Cloud storage trends in five APAC countries

Australia
  • 89% of respondents cited expecting to increase the amount of data their organization stores in the public cloud in 2024, compared to 93% average of other respondents in the region.
  • 83% of respondents expected their organization’s public cloud storage budget to increase this year.
  • 50% of Australian respondents’ cloud storage budget was allocated to fees and not storage costs.
  • 50% of Australian respondents cited exceeding their organization’s budgeted spend on cloud storage for the previous year
  • 100% of respondents cited adopting or planning to adopt some form of AI/ML application or service within the next 12 months. Specifically, these respondents indicated a high rate of concern with addressing new data backup, protection and recovery requirements associated with AI/ML adoption
Japan
  • 94% of respondents cited plans to increase the amount of data they stored in the public cloud in 2024, compared to the global average of all respondents
  • 50% of these respondents’ cloud storage bill was going not into storage capacity but towards storage fees such as those for data operations, retrieval, transfer, and egress. These respondents ranked such unpredictable storage cost patterns (e.g., egress fees, data access fees) as a leading concern.
  • 55% of respondents cited exceeding their budgeted spend on cloud storage.
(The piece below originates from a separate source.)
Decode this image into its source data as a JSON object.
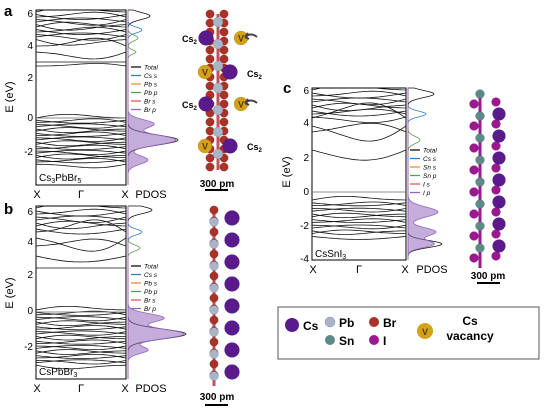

  • Generative AI ranked top among the Japan respondents as the leading workload currently deployed or planned for deployment
  • Top 2024 priorities for AI adoption among Japan respondents were cited as: accelerating innovation; development cycles for existing products/services; improving customer facing product/services
Singapore
  • 44% of billing was allocated to fees, on average, in the Singapore respondents.
  • 66% of respondents cited exceeding budgeted spend on cloud storage in 2023 — the highest rate among other regional respondents.
  • When it came to choosing a cloud storage provider/service, respondents here ranked sustainability (in terms of infrastructure architecture, service provider initiatives/commitments, or built-in tools for things like carbon footprint calculation) as the top most important consideration.
  • Respondents here ranked operational improvements as the top driver for AI/ML implementation, and chose AI/ML solutions for security and compliance (e.g., advanced anomaly detection) as the top workload implemented or planned for implementation.
India and South Korea
  • 96% of respondents across both countries here indicated their organization will increase the amount of data stored in the public cloud in 2024.
  • 96% of South Korea respondents indicated their organization will increase public cloud storage budgets in 2024, while 90% in India cited the same.
  • India and South Korea both ranked “accelerating innovation and development cycles for existing products/services” as the leading driver of AI/ML solution adoption. In terms of planned and implemented AI/ML workloads, India ranked computer vision (inclusive of a range of image and video processing or recognition) as a leading use case, and South Korea identified gaming applications (including 3D rendering) as one of its top three workloads driving AI/ML adoption, higher than any other country surveyed.